Does any body have a protocol or advice for doing intrathecal injections in mice that doesn’t require surgery. Is there a way to inject directly into the lumbar enlargement (or other regions) just using an insulin syringe?
Can you clarify what you’re trying to do? If by intrathecal, you mean into the CSF in a region where there isn’t any spinal cord (L4/5), then yes, people do this all the time. You just use an insulin syringe.
You just take 10 ul of injectate, find the interspace between L4/L5 based on landmarks (illiac crest), insert the needle between the interspace, and then inject. If you’re in the right place, you usually see a tail flick. You can do this under anesthesia, or, if you’re good and fast, even awake. @tonellor from @tberta lab does them awake, as does @zhzhj131421. I do it both ways.
Now lumbar enlargement indicates something different. That sounds to me like you want to inject directly into the substance of the spinal cord itself. That is an entirely different procedure. Is that what you’re trying to do? For that, you do need to expose the cord directly and use totally different tools and approaches.
Yes, we do this all the time. The method was developed by George Wilcox. We used it in these papers:
Walwyn, W, W Chen, H Kim, A Minasyan, H Ennes, J A McRoberts, J C Marvizon. Sustained suppression of hyperalgesia during latent sensitization by µ, δ and κ opioid receptors and α2A adrenergic receptors - role of constitutive activity. J Neurosci 36: 204-221 (2016). PMC4701961
Severino, A, W Chen, J K Hakimian, B L Kieffer, C Gaveriaux-Ruff, W Walwyn, J C G Marvizon. Mu-opioid receptors in nociceptive afferents produce a sustained suppression of hyperalgesia in chronic pain. Pain 159: 1607-1620 (2018). PMC6053329
The right volume for an intrathecal injection in mice is 5 ul, with a 5 ul chaser. Otherwise, you risk the injectate spilling over into the brainstem.
The procedure is not easy because you have to get a feel of when the tip of the syringe is under the dura but still out of the spinal cord. The angle of the needle is crucial. The way my investigators train for this is by injecting morphine. If the injection is correct, the mouse will develop a Straub tail: the tail is erected vertically.
We do it without anesthesia.
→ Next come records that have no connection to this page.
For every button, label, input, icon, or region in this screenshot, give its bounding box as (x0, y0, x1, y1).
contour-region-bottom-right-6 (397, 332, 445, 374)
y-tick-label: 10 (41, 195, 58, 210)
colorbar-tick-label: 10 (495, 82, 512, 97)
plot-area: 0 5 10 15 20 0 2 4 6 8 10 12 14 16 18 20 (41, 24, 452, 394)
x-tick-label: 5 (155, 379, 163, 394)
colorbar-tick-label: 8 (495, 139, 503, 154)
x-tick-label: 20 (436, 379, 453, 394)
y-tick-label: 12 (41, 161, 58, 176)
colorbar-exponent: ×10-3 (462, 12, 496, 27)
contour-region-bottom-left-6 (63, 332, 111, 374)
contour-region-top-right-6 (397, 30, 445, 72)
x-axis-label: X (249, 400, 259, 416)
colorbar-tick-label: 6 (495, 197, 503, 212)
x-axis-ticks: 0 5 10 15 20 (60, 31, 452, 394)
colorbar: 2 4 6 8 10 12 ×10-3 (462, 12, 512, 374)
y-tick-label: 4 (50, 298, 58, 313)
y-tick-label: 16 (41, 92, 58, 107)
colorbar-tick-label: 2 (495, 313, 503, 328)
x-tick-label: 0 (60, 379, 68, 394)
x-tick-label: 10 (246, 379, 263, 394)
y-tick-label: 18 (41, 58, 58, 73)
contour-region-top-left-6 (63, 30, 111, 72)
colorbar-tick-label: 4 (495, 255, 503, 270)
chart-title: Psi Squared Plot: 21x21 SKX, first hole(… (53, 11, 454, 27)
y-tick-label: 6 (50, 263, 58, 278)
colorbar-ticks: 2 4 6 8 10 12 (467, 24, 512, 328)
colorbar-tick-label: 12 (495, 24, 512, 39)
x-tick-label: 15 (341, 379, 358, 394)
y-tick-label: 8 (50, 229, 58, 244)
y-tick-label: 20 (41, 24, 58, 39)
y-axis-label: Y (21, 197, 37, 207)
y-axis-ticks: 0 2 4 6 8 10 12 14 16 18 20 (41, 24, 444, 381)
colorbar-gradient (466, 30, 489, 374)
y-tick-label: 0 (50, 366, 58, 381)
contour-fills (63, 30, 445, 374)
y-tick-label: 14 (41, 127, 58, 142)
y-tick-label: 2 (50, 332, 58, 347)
One person holds the mouse inside a cloth while the other does the injection.
Apologies for the delay in replying. This is very helpful. I was thinking direct injection into the CSF region using an insulin syringe. Does this reliably result in diffusion or drug/virus etc into the spinal tissue? Based on what you described above regarding the lumbar enlargement procedure, I probably got my language a little mixed up, my goal primarily is to inject into the CSF and let the substance diffuse into the spinal tissue if possible.
Can you tell us more about what you’re trying to achieve? Are you delivering a drug or a virus? If a drug, I do think it penetrates. Will also depend on PK properties of drugs. Note that IT drugs will also affect DRGs.
If virus, from what I’ve seen, intrathecal virus does not produce high efficiency transduction of spinal cells.
Yes I’m delivering a drug to target specific neuronal sub types in spinal cord. I also want to target neurons in the DRG too so IT admin will be a benefit in this case too.
Great. That should work. Just it won’t go too many levels up. So you’ll be targeting mostly lumbar. Depends on drug. Some will definitely move up through CNS but will be most concentrated at lumbar DRG.